KILLINAN END - Fifty years since Moyne shocked Roscrea
Thurles Sarsfields and Loughmore-Castleiney in a County final seems commonplace until you consider the evidence. Perennial contenders in the final shake-up it would seem but only once before have they met in the final. The tradition of Sarsfields on County final day is long-established of course with a few among their number this weekend looking to add to an already impressive haul of County medals.
Loughmore/Castleiney’s rise in the modern era can be dated to County Minor titles won in 1976 and 1979 followed on with admirable efficiency to Under-21 and Intermediate County final successes. If anything sums up the club it was the ability to go from Intermediate champions in 1980 to contesting a County Senior final against a formidable Borris-Ileigh team just three years later.
It is a time of plenty for Mid Tipp with Sarsfields, Loughmore and Drom adding to the great record of this division in recent decades including Boherlahan in 1996 and Moycarkey-Borris in the 1980s.
Half a century ago the division had perhaps its more unlikely winner when Moyne-Templetuohy took the Dan Breen cup home. Its unlikeliness is no diminution of Moyne-Templetouhy rather an expression of how formidable their opponents from the North were and how much of an outsider the Mid representatives were at the time.
Roscrea’s pre-eminence was heralded from a long time out. At Senior level the club had always been a presence if a relatively modest one as measured by ultimate success. A final had been contested and lost controversially in the early days, but four finals were lost in 1936, ’45, ’54 and ’63 – one a decade and all to Mid opposition. By the time the club reached its next final in 1967 when they lost to Carrick Davins a new source of talent was in full flow. The club had by that stage won eight of the previous ten County Minor titles including a scarcely believable six-in-a-row between 1958 and 1963.
Often, we have seen youthful potential squandered, but that accusation cannot be laid at Roscrea’s door. A first ever County Senior final win in 1968 against Thurles Sarsfields had lain a few ghosts from the past. Jimmy Doyle had helped save the day in the semi-final against Borris-Ileigh but could not turn back the red tide in the final. Indeed, the Sarsfields reliance on his introduction at half-time contrasted with Roscrea’s youth and vigour, not forgetting Kieran Carey in defence to add a grizzly experience to the youthful blossom.
A mild straw in the wind that year was the pluckiness of Moyne-Templetuohy in the semi-final against Roscrea. They would meet again three years later but not before Roscrea had hit spectacular heights. The championship of 1969 was a landmark event as it was an all-county open draw – a situation which lasted almost a decade and threw up contests previously unimaginable. Roscrea best Carrick Davins comprehensively in the 1969 final, a contest which marked the end of Davins’ golden period of the late ‘60s when they played in four finals in five years winning two. It would be another 28 before the next team from the South reached the final.

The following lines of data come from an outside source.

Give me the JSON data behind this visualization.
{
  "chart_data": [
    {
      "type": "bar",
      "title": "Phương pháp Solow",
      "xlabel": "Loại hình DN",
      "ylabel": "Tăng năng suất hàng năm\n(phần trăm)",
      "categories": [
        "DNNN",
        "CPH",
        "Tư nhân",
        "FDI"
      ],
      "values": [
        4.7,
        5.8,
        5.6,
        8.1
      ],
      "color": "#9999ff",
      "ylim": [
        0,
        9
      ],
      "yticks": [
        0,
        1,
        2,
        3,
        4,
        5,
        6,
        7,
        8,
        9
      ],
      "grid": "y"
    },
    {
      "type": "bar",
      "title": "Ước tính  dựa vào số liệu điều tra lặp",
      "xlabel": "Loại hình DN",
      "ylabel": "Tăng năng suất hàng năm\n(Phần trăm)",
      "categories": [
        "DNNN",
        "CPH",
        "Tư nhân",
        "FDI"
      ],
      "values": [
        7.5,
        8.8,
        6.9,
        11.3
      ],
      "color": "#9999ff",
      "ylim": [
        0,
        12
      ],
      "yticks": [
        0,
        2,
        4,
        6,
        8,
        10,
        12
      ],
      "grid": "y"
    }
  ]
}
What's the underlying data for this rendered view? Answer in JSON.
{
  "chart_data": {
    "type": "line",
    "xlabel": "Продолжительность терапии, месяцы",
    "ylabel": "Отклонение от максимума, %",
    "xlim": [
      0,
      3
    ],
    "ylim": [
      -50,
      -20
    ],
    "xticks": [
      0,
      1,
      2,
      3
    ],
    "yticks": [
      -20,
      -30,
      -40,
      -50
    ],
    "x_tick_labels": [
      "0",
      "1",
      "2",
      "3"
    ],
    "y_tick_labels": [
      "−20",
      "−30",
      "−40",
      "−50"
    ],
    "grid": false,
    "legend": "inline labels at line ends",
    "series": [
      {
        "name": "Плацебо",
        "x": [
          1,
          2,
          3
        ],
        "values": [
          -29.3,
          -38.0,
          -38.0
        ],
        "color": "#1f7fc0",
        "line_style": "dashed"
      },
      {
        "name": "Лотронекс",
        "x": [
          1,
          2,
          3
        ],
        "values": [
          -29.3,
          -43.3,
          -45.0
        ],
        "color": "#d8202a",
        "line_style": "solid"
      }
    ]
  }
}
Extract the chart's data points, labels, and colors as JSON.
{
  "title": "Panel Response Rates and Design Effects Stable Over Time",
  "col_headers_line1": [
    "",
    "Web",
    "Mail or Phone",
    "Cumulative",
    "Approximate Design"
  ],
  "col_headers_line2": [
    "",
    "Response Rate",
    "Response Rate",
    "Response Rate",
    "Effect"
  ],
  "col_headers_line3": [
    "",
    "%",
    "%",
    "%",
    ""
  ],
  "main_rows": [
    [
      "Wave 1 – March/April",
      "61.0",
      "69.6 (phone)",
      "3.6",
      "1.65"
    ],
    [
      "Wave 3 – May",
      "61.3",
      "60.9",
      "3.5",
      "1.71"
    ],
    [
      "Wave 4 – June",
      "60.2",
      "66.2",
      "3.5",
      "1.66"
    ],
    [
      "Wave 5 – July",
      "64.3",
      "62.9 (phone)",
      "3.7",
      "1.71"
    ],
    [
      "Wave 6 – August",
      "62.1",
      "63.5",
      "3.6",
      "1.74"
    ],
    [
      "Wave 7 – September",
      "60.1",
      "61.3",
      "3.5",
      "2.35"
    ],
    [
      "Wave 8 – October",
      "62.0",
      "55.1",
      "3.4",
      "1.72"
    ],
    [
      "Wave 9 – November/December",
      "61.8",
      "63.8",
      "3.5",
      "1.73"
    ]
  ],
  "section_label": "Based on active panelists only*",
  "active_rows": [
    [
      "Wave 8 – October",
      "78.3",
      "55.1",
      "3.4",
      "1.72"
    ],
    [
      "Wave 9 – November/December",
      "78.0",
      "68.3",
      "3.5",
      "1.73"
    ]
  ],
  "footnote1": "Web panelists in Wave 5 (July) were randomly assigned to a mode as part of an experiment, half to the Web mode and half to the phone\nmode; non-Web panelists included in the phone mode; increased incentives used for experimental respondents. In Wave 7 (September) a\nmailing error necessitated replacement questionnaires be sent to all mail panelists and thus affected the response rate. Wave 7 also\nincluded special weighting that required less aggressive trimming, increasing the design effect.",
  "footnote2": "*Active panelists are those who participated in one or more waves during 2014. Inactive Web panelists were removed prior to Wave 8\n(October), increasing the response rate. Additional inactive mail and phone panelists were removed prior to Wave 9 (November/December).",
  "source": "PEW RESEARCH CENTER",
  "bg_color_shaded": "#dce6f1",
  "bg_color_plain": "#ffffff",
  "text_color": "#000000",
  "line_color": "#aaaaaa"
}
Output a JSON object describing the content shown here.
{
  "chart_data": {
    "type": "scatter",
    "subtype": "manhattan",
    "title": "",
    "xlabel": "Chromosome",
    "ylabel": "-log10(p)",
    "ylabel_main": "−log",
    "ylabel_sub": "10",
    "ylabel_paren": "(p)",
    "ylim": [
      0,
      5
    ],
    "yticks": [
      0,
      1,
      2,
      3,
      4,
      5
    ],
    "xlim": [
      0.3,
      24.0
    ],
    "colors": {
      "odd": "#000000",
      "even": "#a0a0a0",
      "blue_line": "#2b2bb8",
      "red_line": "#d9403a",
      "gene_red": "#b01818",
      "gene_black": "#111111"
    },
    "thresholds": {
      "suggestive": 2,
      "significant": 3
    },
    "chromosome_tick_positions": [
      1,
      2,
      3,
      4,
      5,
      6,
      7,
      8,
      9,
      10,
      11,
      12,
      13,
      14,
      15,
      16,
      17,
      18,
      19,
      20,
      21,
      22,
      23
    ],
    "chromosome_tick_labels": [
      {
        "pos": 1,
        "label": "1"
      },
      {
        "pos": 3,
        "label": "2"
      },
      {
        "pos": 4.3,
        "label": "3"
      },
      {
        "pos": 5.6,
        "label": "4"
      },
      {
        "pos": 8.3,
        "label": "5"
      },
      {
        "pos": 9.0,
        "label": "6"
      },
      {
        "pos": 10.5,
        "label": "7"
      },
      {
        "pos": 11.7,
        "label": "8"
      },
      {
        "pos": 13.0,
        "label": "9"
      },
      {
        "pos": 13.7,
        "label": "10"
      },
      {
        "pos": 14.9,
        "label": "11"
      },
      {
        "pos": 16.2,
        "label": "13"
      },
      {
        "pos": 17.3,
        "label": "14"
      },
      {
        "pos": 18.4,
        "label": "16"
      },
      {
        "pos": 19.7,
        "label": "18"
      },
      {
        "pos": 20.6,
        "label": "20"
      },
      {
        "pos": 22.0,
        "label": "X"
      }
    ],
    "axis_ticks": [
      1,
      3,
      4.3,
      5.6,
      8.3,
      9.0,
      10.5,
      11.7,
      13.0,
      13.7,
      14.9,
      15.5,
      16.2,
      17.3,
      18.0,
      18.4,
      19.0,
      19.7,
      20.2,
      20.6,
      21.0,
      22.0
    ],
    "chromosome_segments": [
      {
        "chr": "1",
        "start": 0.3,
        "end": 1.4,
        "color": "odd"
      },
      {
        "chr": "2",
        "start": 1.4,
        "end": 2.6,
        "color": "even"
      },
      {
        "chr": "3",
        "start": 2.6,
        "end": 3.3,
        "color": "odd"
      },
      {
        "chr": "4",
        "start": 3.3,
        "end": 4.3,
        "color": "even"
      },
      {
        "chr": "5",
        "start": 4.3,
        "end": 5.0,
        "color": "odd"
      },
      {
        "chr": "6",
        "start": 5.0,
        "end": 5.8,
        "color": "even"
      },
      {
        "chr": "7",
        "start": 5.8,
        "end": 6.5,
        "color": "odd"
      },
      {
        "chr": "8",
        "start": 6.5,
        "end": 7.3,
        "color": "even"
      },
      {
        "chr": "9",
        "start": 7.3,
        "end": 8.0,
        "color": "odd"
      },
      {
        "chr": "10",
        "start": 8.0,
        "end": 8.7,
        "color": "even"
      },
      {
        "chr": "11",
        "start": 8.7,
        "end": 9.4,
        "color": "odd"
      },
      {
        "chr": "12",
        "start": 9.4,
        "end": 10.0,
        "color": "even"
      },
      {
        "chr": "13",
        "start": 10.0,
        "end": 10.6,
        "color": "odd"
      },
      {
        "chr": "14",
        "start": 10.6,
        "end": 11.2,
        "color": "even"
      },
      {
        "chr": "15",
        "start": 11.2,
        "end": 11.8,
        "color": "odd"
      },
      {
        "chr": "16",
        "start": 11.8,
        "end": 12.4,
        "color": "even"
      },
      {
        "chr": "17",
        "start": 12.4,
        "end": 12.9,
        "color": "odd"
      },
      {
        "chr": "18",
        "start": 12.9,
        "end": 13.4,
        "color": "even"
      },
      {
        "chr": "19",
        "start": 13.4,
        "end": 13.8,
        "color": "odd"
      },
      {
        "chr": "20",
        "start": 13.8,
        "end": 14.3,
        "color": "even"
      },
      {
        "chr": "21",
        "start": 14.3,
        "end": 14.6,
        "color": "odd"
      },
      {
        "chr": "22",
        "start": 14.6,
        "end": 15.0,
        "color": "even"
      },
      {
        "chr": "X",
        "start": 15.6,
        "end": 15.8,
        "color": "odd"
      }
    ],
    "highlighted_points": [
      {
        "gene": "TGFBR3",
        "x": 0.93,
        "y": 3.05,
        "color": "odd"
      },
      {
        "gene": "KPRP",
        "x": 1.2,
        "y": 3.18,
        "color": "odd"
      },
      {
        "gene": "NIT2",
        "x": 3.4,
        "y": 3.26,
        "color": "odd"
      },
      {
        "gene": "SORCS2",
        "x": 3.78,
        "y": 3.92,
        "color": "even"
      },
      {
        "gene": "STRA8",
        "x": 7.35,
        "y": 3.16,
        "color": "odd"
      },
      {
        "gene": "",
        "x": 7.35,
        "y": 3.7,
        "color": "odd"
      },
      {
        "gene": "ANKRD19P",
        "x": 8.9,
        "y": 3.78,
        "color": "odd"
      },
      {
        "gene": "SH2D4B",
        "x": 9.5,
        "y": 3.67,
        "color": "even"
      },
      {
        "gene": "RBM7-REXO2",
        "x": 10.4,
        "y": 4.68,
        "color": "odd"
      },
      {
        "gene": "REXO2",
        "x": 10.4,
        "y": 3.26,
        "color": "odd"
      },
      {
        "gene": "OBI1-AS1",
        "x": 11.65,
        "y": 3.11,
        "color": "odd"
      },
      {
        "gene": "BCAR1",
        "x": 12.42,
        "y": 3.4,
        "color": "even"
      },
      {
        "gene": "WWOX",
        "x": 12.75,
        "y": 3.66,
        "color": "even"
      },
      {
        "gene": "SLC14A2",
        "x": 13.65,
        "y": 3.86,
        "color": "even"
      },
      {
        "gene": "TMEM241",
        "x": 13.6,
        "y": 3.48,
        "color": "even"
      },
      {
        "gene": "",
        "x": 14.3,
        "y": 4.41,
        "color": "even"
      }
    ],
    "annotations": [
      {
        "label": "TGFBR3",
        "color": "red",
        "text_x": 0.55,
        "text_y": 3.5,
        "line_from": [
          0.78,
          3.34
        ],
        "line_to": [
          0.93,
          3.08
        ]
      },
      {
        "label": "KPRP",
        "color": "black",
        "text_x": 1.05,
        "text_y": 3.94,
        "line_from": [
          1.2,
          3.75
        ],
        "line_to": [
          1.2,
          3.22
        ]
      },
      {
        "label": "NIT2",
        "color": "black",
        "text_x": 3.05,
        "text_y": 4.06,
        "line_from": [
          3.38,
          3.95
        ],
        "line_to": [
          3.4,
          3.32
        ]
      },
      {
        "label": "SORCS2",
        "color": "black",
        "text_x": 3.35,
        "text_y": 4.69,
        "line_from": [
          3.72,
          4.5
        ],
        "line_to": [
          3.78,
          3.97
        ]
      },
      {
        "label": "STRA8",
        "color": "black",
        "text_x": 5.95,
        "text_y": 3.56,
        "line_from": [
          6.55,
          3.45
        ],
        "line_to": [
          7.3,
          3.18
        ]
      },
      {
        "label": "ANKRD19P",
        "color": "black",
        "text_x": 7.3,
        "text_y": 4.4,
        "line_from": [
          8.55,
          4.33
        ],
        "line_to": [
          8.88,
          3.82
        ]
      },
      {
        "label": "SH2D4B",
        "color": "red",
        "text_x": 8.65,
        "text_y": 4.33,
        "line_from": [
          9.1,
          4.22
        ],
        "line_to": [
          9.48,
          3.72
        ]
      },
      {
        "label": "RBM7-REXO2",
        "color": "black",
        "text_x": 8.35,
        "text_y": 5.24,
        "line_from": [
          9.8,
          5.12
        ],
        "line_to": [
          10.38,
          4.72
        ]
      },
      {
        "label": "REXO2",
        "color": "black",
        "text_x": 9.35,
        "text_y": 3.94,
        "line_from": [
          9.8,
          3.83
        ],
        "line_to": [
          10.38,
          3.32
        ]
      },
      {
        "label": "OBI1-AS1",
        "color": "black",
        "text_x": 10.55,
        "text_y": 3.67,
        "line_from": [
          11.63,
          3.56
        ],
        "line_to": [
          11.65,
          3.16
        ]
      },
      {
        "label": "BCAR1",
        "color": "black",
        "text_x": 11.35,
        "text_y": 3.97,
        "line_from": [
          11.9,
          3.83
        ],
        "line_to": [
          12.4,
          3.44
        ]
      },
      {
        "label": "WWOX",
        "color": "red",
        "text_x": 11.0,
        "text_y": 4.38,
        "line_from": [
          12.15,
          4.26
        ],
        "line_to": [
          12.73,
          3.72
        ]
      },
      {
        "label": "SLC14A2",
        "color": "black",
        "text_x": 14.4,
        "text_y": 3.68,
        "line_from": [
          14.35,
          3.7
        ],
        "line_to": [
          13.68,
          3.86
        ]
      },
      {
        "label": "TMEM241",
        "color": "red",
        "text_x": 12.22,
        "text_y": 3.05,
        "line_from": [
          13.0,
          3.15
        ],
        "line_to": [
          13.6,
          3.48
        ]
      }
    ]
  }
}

Roscrea won again in 1970 though had a tough campaign, not least from Seán Treacy’s and Newport, along the way to a two-point final win over Sarsfields. From a North Tipp perspective, it is interesting that Sarsfields beat Borrisokane in the County semi-final that year as very soon Borrisokane were back in the Intermediate ranks. If Roscrea’s win in 1970 marked the first three-in-a-row for a North team in over half a century, their prospective opponents of the following year were also breaking new ground.
Though Moyne-Templetuohy’s day in the sun was singular and fleeting it was no overnight success. The No. 1 Junior championship – the Intermediate grade in new money – was won in 1965. A year later a win over perennial champions Thurles Sarsfields was a new high-water mark. By 1970 a first Mid Senior title was a genuine sign of progress when Sarsfields were beaten by 2-11 to 3-7. Roscrea beat Sarsfields by two points in the County final despite having a good lead at half-time so outwardly the signs were there that this new force from the Mid could be contenders.
Nonetheless, few would have expected Roscrea to not win another title in 1971 and Moyne-Templetuohy entered the final rank outsiders. In a tough tense low-scoring game Roscrea were a point down at half-time and the assumption might have been that a team which had found a way to win three County finals, five North titles, and would win an All-Ireland title a few months later, would once more find a way. For once they came up short and it was the team in Green and Gold who found the two key goals. In the end the margin was eight points – in the context of all that went before and after with this Roscrea team it was an upset of epic proportions. They won the next two County finals just to prove that point. But for one day fifty years ago bonfires roared in the heart of Mid Tipperary in a manner that will hardly be equalled no matter what happens this weekend. Half a century they compete for a County Intermediate title – who knows where it might lead?